Uma das heranças deixadas pelo coronavírus, quando se trata do mercado varejista, é o muito provável boom do e-commerce. As compras online aos poucos já estavam ganhando seu espaço na vida dos consumidores brasileiros e estrangeiros, mas com o isolamento social (e até depois disso), esse comportamento só tende a aumentar. Plataformas de compra como o portal Shop2gether devem conquistar novos clientes, antes apreensivos com a nova maneira de aquisição. Em matéria na Vogue Brasil, Ana Isabel Carvalho Pinto, fundadora e diretora do portal, arriscou: “Quem tinha alguma resistência, deve passar a experimentar”.

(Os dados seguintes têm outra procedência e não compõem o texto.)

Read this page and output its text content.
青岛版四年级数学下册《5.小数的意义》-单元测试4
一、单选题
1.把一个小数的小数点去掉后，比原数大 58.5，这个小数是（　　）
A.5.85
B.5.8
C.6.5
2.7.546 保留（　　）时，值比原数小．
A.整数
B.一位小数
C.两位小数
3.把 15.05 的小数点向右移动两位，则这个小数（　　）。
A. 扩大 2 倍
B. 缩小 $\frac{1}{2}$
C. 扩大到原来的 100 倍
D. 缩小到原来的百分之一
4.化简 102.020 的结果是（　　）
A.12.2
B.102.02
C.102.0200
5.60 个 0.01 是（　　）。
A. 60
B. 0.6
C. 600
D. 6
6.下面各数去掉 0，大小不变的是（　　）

Os desfiles live e online também fazem parte do legado da Covid-19, assim como uma maior reflexão sobre sustentabilidade (pauta e demanda que já estavam muito presentes na forma de consumir dos millenials e geração Z, antes mesmo da crise do vírus). Para o jornalista e colunista Bruno Astuto, essa nova ordem traz consigo uma onda de mudanças de hábitos e valores, “Não faz mais sentido, sobretudo depois da última e tensa temporada [outono/inverno 2021], viajar oito vezes por ano para Milão, Paris e Nova York. As empresas atacadistas deverão investir em novas tecnologias de realidade aumentada para criar a sensação mais próxima de uma experiência ao vivo”, disse em sua coluna na Vogue Brasil.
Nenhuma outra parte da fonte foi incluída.